Beraber denize inen kayalıkların üzerine çıktılar Taehyung'un isteği üzerine. Elbette fazla eğimli taşlara oturtmazdı Jungkook onu. Tedbir her şeyden önemliydi. Beraber denizi rahatça görebildikleri, sağlam bir kayanın sert zeminine oturdular.

Taehyung'un zarif elleri, Jungkook'un büyük eliyle sımsıkıya kavranmıştı şimdi. Taehyung bu sefer çekmedi elini. Jungkook öyle güzel bakıyordu ki kendisine, çekemedi.

"Biliyor musun, ben tamamen şımartılarak büyüdüm. Ne istediysem alındı. Sevgi dolu bir aileye sahiptim, hâlâ öyleyim. Bunu seni üzmek ya da yarana tuz basmak için söylemiyorum Taehyung. Ben, bu zamana kadar eğlence için bir sürü kızla, erkekle sevgili oldum. Anlarsın ya, uğraş arıyordum kendime ama daha öpüşmeyi bile ilk defa seninle öğrendim. Hepsiyle sadece öylesine vakit geçiriyorduk. Seninle tanıştıktan kısa bir süre sonra, kalbimde çok farklı hisler filizlendi. Aileme, arkadaşlarıma ya da öylesine birlikte olduğum insanlara hissetmediğim şeyler. Seni görmedikçe daralıyorum, bir yanım sende kalıyor. Seni gördüğüm zamanlarda ise," hafifçe tebessüm etti Jungkook. "tıpkı şu anda olduğu gibi hiç olmadığım kadar mutlu ve heyecanlı hissediyorum. Seni kıskanıyorum. Tamam, saçmalamadan sadede geleceğim. Ben sanırım seni seviyorum." Derin bir nefes verdi Jungkook, dudaklarından yoğun bir 'huh' nidası kopmuştu.

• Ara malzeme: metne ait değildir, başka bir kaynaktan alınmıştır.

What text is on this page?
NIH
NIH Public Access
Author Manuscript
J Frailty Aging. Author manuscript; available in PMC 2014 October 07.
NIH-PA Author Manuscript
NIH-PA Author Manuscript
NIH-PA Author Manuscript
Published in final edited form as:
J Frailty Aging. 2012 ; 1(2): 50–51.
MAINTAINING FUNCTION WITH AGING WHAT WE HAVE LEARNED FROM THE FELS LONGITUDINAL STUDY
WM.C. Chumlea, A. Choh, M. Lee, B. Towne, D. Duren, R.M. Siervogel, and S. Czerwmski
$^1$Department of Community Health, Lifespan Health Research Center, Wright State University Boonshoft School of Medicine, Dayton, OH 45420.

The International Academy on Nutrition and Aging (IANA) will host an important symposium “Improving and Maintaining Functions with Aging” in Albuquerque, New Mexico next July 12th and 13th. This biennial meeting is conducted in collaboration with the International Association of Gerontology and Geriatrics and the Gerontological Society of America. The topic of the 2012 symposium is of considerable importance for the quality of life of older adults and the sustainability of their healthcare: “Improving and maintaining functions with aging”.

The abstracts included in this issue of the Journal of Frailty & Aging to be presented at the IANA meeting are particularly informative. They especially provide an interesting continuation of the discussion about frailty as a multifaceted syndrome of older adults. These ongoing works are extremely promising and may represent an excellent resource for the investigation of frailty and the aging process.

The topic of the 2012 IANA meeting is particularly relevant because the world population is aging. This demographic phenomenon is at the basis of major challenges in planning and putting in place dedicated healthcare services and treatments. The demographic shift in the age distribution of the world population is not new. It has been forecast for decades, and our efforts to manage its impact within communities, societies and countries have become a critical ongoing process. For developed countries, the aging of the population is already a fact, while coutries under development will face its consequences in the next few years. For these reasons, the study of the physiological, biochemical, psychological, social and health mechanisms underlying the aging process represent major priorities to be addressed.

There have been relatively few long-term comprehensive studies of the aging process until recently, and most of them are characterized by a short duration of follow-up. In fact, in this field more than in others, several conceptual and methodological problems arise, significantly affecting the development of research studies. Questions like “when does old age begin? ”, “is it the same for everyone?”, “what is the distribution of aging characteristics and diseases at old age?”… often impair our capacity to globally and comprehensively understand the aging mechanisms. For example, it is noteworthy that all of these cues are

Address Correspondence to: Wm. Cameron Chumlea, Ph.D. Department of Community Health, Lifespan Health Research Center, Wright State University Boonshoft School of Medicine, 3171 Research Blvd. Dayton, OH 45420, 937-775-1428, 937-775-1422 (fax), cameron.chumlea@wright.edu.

Taehyung kendisine karşı yoğun duygular beslediği belli olan bu gence doğru yaklaşıp, avuç içlerini omuzlarına yerleştirdi.

"Öpeceğim. Kapat gözlerini." yirmi yedi yaşında olmasına rağmen sadece Taehyung ile birkaç kez öpüşmüş olan bu adam, gözlerini kapattı ve küçüğünün ilk öpücüğünü almasına izin verdi. Taehyung gözleri kapanan bedene doğru yaklaştı, dudaklarını karşısındaki kiraz rengine çalan dudaklara bastırdı. Ufak ama uzun soluklu öpücükler kondurdu. Bu kadar yeterliydi, ikisi de utanıyordu. Bugün onlar için oldukça güzel geçeceğe benziyordu.

Jimin için tam bir hüsrandı. Baekhyun ile buluşmuşlardı. Buraya kadar her şey normaldi fakat Yoongi'nin eskiden sürekli beraber geldikleri bu kafeye yeniden adımını atacağını, üstelik yan masalarında oldukça yakışıklı bir adamla randevuda olacağını bilmiyordu. Uzun boylu, gamzeli bu adam pek Yoongi'nin zevkine uymuyor gibiydi ama o kadar yakışıklıydi ki, hetero bir erkeği bile dönüp kendine baktırabilir diye düşündü Jimin.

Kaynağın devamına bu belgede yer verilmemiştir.